Cliff McClain

No. 42
- Position: Running back

Personal information
- Born: December 29, 1947 (age 78) Orlando, Florida, U.S.
- Listed height: 6 ft 0 in (1.83 m)
- Listed weight: 217 lb (98 kg)

Career information
- High school: Orlando
- College: South Carolina State
- NFL draft: 1970: 5th round, 108th overall pick

Career history
- New York Jets (1970–1973); Florida Blazers (1974);

Career NFL statistics
- Rushing attempts: 79
- Rushing yards: 445
- Rushing TDs: 2
- Stats at Pro Football Reference

= Cliff McClain =

American football player (born 1947)

Clifford M. McClain (born December 29, 1947) is an American former professional football player who was a running back for the New York Jets of the National Football League (NFL). He played college football for the South Carolina State Bulldogs.
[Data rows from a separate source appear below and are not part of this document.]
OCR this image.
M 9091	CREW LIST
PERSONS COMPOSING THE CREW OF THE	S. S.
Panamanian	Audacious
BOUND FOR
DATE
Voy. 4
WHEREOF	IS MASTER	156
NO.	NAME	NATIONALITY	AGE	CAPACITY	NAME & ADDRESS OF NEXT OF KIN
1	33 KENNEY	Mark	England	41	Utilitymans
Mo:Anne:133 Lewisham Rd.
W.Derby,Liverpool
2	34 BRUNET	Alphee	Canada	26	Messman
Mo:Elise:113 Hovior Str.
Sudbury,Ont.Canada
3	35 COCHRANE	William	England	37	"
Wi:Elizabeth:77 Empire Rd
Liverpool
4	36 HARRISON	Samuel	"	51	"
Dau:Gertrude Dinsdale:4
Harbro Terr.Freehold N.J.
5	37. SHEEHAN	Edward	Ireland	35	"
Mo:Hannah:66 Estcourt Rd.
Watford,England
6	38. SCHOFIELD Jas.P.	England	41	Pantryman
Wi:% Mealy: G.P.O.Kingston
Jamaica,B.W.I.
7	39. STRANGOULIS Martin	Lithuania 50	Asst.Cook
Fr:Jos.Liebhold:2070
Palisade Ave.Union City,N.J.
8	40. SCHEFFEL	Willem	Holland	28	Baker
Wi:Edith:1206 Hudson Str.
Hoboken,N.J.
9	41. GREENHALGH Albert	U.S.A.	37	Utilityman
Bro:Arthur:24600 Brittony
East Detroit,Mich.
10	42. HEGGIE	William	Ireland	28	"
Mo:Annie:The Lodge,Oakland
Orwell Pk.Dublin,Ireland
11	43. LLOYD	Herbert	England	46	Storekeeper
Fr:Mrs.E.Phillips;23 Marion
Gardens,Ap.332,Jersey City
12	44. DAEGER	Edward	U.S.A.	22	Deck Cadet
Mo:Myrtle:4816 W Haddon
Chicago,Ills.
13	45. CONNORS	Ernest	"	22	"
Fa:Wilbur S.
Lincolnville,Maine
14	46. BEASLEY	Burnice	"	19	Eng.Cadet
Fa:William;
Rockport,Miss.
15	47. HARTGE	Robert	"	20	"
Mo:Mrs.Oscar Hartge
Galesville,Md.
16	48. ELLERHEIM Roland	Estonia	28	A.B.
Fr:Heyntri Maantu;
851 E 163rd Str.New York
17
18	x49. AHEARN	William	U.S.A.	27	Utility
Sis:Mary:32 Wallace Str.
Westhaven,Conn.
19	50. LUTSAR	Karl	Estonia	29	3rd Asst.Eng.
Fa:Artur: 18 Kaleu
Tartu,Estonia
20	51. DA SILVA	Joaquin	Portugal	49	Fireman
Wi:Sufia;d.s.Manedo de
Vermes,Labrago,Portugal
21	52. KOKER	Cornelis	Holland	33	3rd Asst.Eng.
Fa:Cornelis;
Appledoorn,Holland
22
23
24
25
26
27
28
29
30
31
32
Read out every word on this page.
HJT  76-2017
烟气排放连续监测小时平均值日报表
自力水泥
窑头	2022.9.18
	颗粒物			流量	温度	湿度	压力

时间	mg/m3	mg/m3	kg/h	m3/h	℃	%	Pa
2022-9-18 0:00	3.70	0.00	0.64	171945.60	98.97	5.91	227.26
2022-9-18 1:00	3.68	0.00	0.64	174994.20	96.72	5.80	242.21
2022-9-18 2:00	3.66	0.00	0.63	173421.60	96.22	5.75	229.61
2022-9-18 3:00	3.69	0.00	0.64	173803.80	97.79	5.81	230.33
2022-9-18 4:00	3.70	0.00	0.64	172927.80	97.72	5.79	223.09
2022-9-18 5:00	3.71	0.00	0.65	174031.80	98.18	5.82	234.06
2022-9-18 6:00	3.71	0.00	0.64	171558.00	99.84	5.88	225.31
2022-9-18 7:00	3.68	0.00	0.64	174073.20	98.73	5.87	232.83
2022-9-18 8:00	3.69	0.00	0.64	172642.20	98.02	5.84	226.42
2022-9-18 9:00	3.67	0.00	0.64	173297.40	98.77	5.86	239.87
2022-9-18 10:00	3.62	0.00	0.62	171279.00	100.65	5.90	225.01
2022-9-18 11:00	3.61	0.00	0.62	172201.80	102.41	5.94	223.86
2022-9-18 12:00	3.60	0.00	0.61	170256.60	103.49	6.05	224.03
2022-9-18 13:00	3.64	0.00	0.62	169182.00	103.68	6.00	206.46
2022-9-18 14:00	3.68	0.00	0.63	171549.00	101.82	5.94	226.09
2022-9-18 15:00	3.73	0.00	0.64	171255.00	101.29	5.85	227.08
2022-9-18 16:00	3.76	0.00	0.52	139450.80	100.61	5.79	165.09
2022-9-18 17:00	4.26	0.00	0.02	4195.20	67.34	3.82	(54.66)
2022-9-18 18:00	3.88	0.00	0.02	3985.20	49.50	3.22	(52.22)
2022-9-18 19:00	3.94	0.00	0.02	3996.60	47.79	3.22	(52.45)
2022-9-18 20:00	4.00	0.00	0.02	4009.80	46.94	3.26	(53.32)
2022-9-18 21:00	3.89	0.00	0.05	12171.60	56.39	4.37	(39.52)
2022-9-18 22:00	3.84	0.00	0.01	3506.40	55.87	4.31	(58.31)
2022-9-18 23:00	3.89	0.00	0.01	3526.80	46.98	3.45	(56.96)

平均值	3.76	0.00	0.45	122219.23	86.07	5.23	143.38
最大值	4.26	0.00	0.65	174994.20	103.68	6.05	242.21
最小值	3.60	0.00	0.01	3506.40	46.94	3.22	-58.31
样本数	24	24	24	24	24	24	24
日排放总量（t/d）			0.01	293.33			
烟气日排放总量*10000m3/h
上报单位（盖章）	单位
After four seasons as a backup running back with the Jets, McClain signed as a free agent with the St. Louis Cardinals before the 1974 season, which led to the Jets receiving linebacker Jamie Rivers and offensive guard Roger Bernhardt as compensation. During the 1974 preseason, he was traded to the Chicago Bears as part of a package for wide receiver Earl Thomas, but was cut by the Bears. He then played the 1974 season for the Florida Blazers of the World Football League (WFL). McClain attempted to rejoin the NFL in 1975 but was cut after a tryout with the Atlanta Falcons.